Au cours des dernières auditions, Google Books avait avancé pour sa défense l'exception au droit d'auteur du fair use (usage loyal en français), en annonçant oeuvrer pour le bien commun en mettant plus de ressources en ligne à la disposition des internautes. De leur côté, les auteurs répliquaient que la numérisation avait bien servi les seuls intérêts de Google, en leur fournissant de la matière et en impactant sur les ventes effectives d'ouvrages.

 

Comme le rapporte l'agence Reuters, le juge Denny Chin a ouvertement soutenu l'interprétation de Google, en mettant en avant plusieurs exemples où l'usage de Google s'était révélé très utile. Y compris pour lui-même et ses assistants : à l'aide de la recherche dans le texte, il était possible de consulter de courts passages de texte, et d'obtenir la référence de l'ouvrage en prime.

 

« N'est-ce pas ce que l'on peut nommer un usage transformatif, et ne profite-t-il pas à la société ? » a envoyé le juge Chin aux auteurs.
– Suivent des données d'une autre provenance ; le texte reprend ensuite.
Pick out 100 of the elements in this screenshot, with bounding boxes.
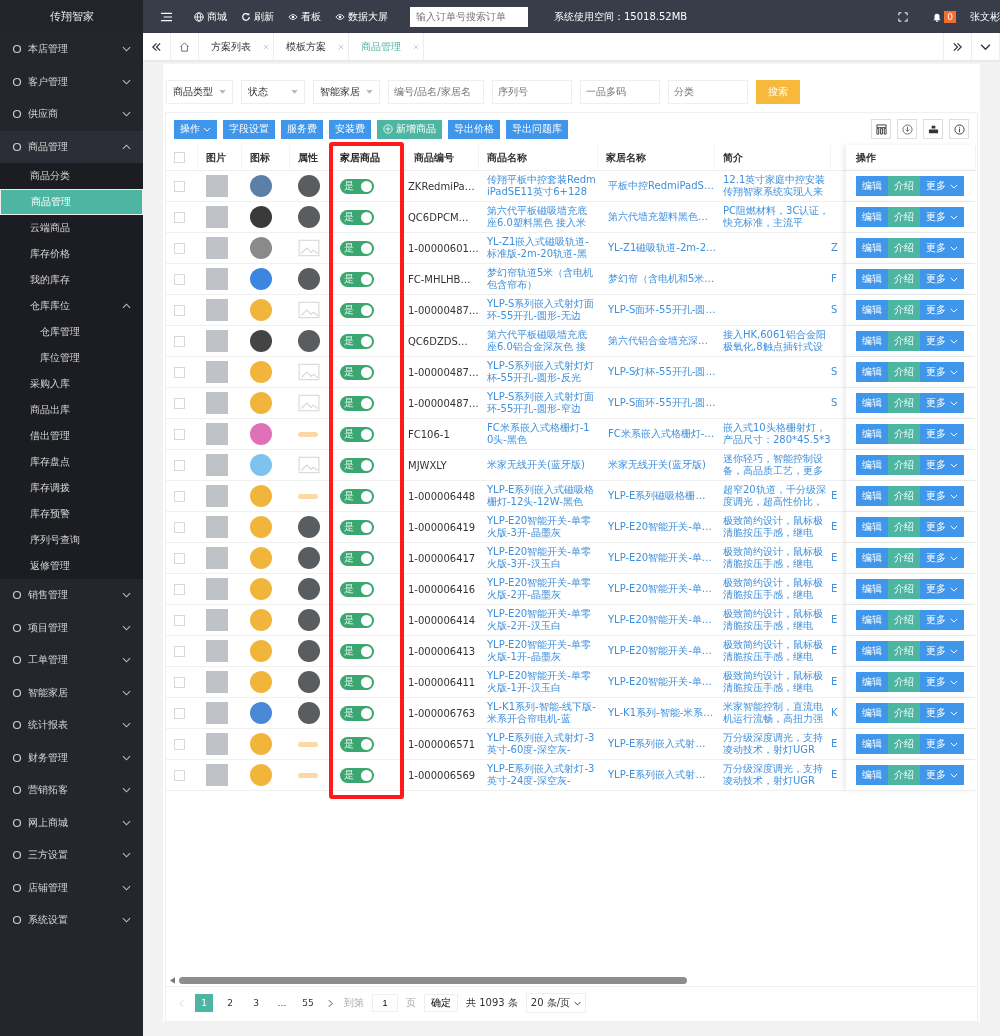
row-action-button[interactable]: 介绍 — [888, 269, 920, 289]
print-tool[interactable] — [923, 119, 943, 139]
select-all-checkbox[interactable] — [174, 152, 185, 163]
row-action-button[interactable]: 更多 — [920, 393, 964, 413]
product-name-link[interactable]: YLP-E20智能开关-单零火版-2开-晶墨灰 — [487, 577, 596, 601]
home-name-link[interactable]: YLP-E20智能开关-单… — [606, 552, 712, 564]
home-name-link[interactable]: YLP-E20智能开关-单… — [606, 614, 712, 626]
home-name-link[interactable]: YLP-E系列嵌入式射… — [606, 769, 706, 781]
row-action-button[interactable]: 介绍 — [888, 703, 920, 723]
toggle-switch[interactable]: 是 — [340, 705, 374, 721]
row-action-button[interactable]: 更多 — [920, 641, 964, 661]
home-name-link[interactable]: YLP-S灯杯-55开孔-圆… — [606, 366, 715, 378]
row-action-button[interactable]: 介绍 — [888, 393, 920, 413]
home-name-link[interactable]: 第六代铝合金墙充深… — [606, 335, 708, 347]
row-action-button[interactable]: 编辑 — [856, 362, 888, 382]
row-action-button[interactable]: 介绍 — [888, 765, 920, 785]
product-name-link[interactable]: 梦幻帘轨道5米（含电机包含帘布） — [487, 267, 596, 291]
sidebar-item[interactable]: 本店管理 — [0, 33, 143, 66]
sidebar-item[interactable]: 系统设置 — [0, 904, 143, 937]
row-checkbox[interactable] — [174, 180, 185, 192]
row-action-button[interactable]: 编辑 — [856, 424, 888, 444]
product-name-link[interactable]: FC米系嵌入式格栅灯-10头-黑色 — [487, 422, 596, 446]
product-name-link[interactable]: YL-Z1嵌入式磁吸轨道-标准版-2m-20轨道-黑 — [487, 236, 596, 260]
toggle-switch[interactable]: 是 — [340, 612, 374, 628]
filter-input[interactable]: 编号/品名/家居名 — [388, 79, 484, 104]
row-action-button[interactable]: 更多 — [920, 331, 964, 351]
scrollbar-thumb[interactable] — [179, 976, 687, 984]
row-action-button[interactable]: 介绍 — [888, 641, 920, 661]
toolbar-button[interactable]: 新增商品 — [377, 119, 442, 139]
chevron-right-icon[interactable] — [328, 998, 333, 1008]
row-action-button[interactable]: 编辑 — [856, 641, 888, 661]
page-input[interactable]: 1 — [372, 994, 398, 1012]
toolbar-button[interactable]: 安装费 — [329, 119, 371, 139]
home-name-link[interactable]: YLP-E20智能开关-单… — [606, 583, 712, 595]
row-action-button[interactable]: 编辑 — [856, 176, 888, 196]
row-action-button[interactable]: 编辑 — [856, 548, 888, 568]
nav-link[interactable]: 看板 — [288, 9, 321, 24]
row-action-button[interactable]: 介绍 — [888, 331, 920, 351]
sidebar-item[interactable]: 项目管理 — [0, 611, 143, 644]
sidebar-item[interactable]: 客户管理 — [0, 65, 143, 98]
product-name-link[interactable]: 传翔平板中控套装RedmiPadSE11英寸6+128 — [487, 174, 596, 198]
row-action-button[interactable]: 更多 — [920, 269, 964, 289]
toggle-switch[interactable]: 是 — [340, 302, 374, 318]
product-name-link[interactable]: YLP-E系列嵌入式射灯-3英寸-60度-深空灰- — [487, 732, 596, 756]
sidebar-item[interactable]: 库存调拨 — [0, 475, 143, 501]
row-action-button[interactable]: 介绍 — [888, 734, 920, 754]
sidebar-item[interactable]: 库存盘点 — [0, 449, 143, 475]
columns-tool[interactable] — [871, 119, 891, 139]
toolbar-button[interactable]: 服务费 — [281, 119, 323, 139]
row-action-button[interactable]: 介绍 — [888, 579, 920, 599]
toolbar-button[interactable]: 导出问题库 — [506, 119, 568, 139]
product-name-link[interactable]: YLP-E系列嵌入式射灯-3英寸-24度-深空灰- — [487, 763, 596, 787]
page-size-select[interactable]: 20 条/页 — [525, 993, 587, 1013]
toggle-switch[interactable]: 是 — [340, 209, 374, 225]
filter-select[interactable]: 商品类型 — [166, 79, 233, 104]
sidebar-item[interactable]: 店铺管理 — [0, 871, 143, 904]
home-name-link[interactable]: 平板中控RedmiPadS… — [606, 180, 714, 192]
sidebar-item[interactable]: 商品分类 — [0, 163, 143, 189]
row-checkbox[interactable] — [174, 211, 185, 223]
row-checkbox[interactable] — [174, 552, 185, 564]
home-name-link[interactable]: YLP-E20智能开关-单… — [606, 676, 712, 688]
toggle-switch[interactable]: 是 — [340, 395, 374, 411]
toggle-switch[interactable]: 是 — [340, 178, 374, 194]
toggle-switch[interactable]: 是 — [340, 674, 374, 690]
row-action-button[interactable]: 介绍 — [888, 455, 920, 475]
row-action-button[interactable]: 更多 — [920, 579, 964, 599]
toolbar-button[interactable]: 导出价格 — [448, 119, 500, 139]
row-action-button[interactable]: 更多 — [920, 362, 964, 382]
row-action-button[interactable]: 更多 — [920, 703, 964, 723]
sidebar-item[interactable]: 库存价格 — [0, 241, 143, 267]
row-action-button[interactable]: 介绍 — [888, 176, 920, 196]
row-checkbox[interactable] — [174, 366, 185, 378]
row-action-button[interactable]: 介绍 — [888, 548, 920, 568]
row-action-button[interactable]: 更多 — [920, 424, 964, 444]
sidebar-item[interactable]: 商品出库 — [0, 397, 143, 423]
scroll-left-arrow-icon[interactable] — [170, 976, 175, 984]
product-name-link[interactable]: YLP-E20智能开关-单零火版-3开-汉玉白 — [487, 546, 596, 570]
sidebar-item[interactable]: 借出管理 — [0, 423, 143, 449]
page-button[interactable]: 55 — [299, 994, 317, 1012]
row-checkbox[interactable] — [174, 397, 185, 409]
nav-link[interactable]: 数据大屏 — [335, 9, 388, 24]
row-action-button[interactable]: 介绍 — [888, 238, 920, 258]
sidebar-item[interactable]: 工单管理 — [0, 644, 143, 677]
sidebar-item[interactable]: 仓库库位 — [0, 293, 143, 319]
bell-icon[interactable] — [932, 11, 943, 22]
row-action-button[interactable]: 更多 — [920, 765, 964, 785]
toggle-switch[interactable]: 是 — [340, 519, 374, 535]
home-name-link[interactable]: YLP-S面环-55开孔-圆… — [606, 304, 715, 316]
order-search-field[interactable]: 输入订单号搜索订单 — [410, 6, 528, 27]
toggle-switch[interactable]: 是 — [340, 426, 374, 442]
sidebar-item[interactable]: 序列号查询 — [0, 527, 143, 553]
sidebar-item[interactable]: 统计报表 — [0, 709, 143, 742]
user-name[interactable]: 张文彬 — [970, 9, 1000, 24]
row-action-button[interactable]: 更多 — [920, 548, 964, 568]
row-checkbox[interactable] — [174, 521, 185, 533]
sidebar-item[interactable]: 营销拓客 — [0, 774, 143, 807]
row-action-button[interactable]: 更多 — [920, 207, 964, 227]
info-tool[interactable] — [949, 119, 969, 139]
chevron-left-icon[interactable] — [179, 998, 184, 1008]
sidebar-item[interactable]: 三方设置 — [0, 839, 143, 872]
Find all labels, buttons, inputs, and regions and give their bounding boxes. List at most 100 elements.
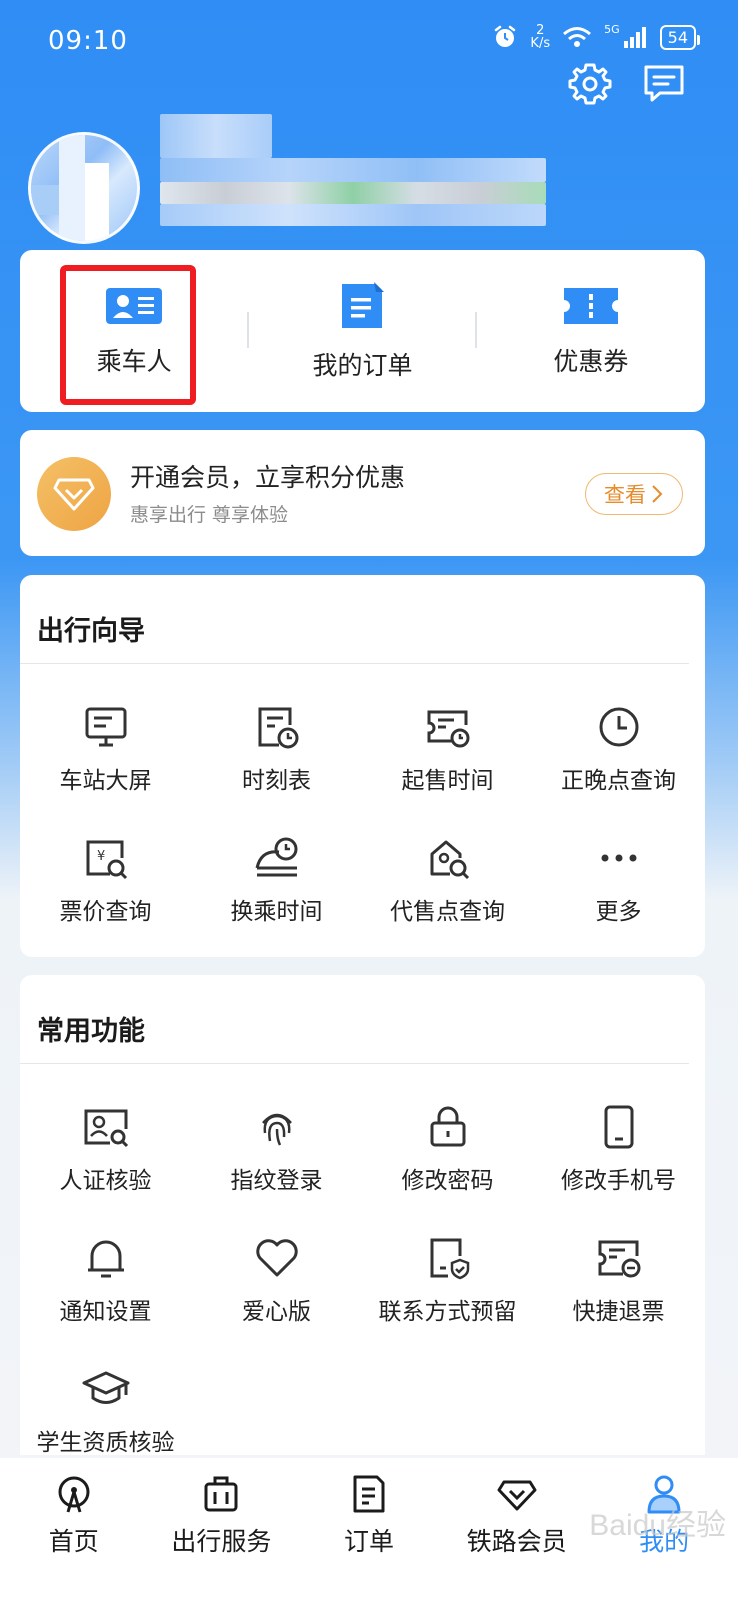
sale-time-label: 起售时间	[401, 768, 494, 794]
watermark: Baidu经验	[589, 1509, 726, 1542]
nav-travel-service-label: 出行服务	[171, 1527, 272, 1556]
agency-search-button[interactable]: 代售点查询	[362, 804, 533, 935]
divider	[247, 312, 249, 348]
more-icon	[601, 854, 636, 862]
section-title: 常用功能	[37, 1016, 145, 1047]
user-info-blurred-3	[160, 204, 546, 226]
nav-orders-label: 订单	[343, 1527, 394, 1556]
battery-indicator: 54	[659, 24, 701, 50]
membership-subtitle: 惠享出行 尊享体验	[130, 504, 289, 526]
nav-railway-member[interactable]: 铁路会员	[443, 1458, 591, 1600]
svg-text:¥: ¥	[97, 849, 105, 864]
avatar[interactable]	[28, 132, 140, 244]
membership-badge	[37, 457, 111, 531]
graduation-cap-icon	[82, 1371, 129, 1404]
common-functions-section: 常用功能 人证核验 指纹登录 修改密码 修改手机号 通知设置 爱心版 联系方式预…	[20, 975, 705, 1456]
delay-query-label: 正晚点查询	[561, 768, 676, 794]
quick-refund-icon	[598, 1240, 640, 1278]
section-divider	[20, 1063, 689, 1064]
notification-settings-button[interactable]: 通知设置	[20, 1204, 191, 1335]
view-membership-button[interactable]: 查看	[585, 473, 683, 515]
contact-reserve-icon	[430, 1238, 469, 1280]
lock-icon	[430, 1106, 465, 1147]
quick-refund-button[interactable]: 快捷退票	[533, 1204, 704, 1335]
more-label: 更多	[595, 899, 642, 925]
chevron-right-icon	[652, 485, 663, 503]
care-mode-label: 爱心版	[242, 1299, 311, 1325]
id-verify-label: 人证核验	[59, 1168, 152, 1194]
transfer-time-icon	[255, 837, 297, 877]
station-screen-button[interactable]: 车站大屏	[20, 673, 191, 804]
fingerprint-login-button[interactable]: 指纹登录	[191, 1073, 362, 1204]
status-icons: 2 K/s 5G 54	[492, 22, 701, 51]
divider	[475, 312, 477, 348]
coupon-button[interactable]: 优惠券	[477, 250, 705, 412]
delay-query-button[interactable]: 正晚点查询	[533, 673, 704, 804]
more-button[interactable]: 更多	[533, 804, 704, 935]
student-verify-button[interactable]: 学生资质核验	[20, 1335, 191, 1466]
alarm-icon	[495, 25, 516, 47]
change-phone-label: 修改手机号	[561, 1168, 676, 1194]
change-password-label: 修改密码	[401, 1168, 494, 1194]
nav-orders[interactable]: 订单	[295, 1458, 443, 1600]
diamond-icon	[53, 478, 95, 511]
agency-search-icon	[430, 840, 469, 880]
order-icon	[353, 1475, 385, 1513]
sale-time-icon	[427, 710, 469, 748]
phone-icon	[604, 1105, 633, 1149]
station-screen-label: 车站大屏	[59, 768, 152, 794]
fingerprint-login-label: 指纹登录	[230, 1168, 323, 1194]
signal-icon	[623, 27, 646, 48]
nav-railway-member-label: 铁路会员	[466, 1527, 567, 1556]
user-profile[interactable]	[22, 110, 582, 250]
section-title: 出行向导	[37, 616, 145, 647]
quick-refund-label: 快捷退票	[572, 1299, 665, 1325]
sale-time-button[interactable]: 起售时间	[362, 673, 533, 804]
change-password-button[interactable]: 修改密码	[362, 1073, 533, 1204]
network-type: 5G	[604, 22, 620, 36]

Edward Rosenthal, avocat des auteurs, a reconnu l'aspect pratique du service, en rappelant toutefois que l'ayant droit seul pouvait décider de la mise en ligne de ses ouvrages, et que Google avait violé la loi en copiant des oeuvres protégées de son propre chef. 

 

La possibilité de réaliser une copie d'un ouvrage, ou bien une compilation d'extraits a été écartée par l'avocat de Google, car trop délicate, et limite ainsi les possibilités de cannibalisation des ventes de livres par le service.

 

Le juge a refusé de soumettre la décision au Congrès américain, comme le réclamaient les auteurs, mais ne s'est toujours pas prononcé sur la question du fair use, une décision qui pèsera sans aucun doute dans les suites du procès.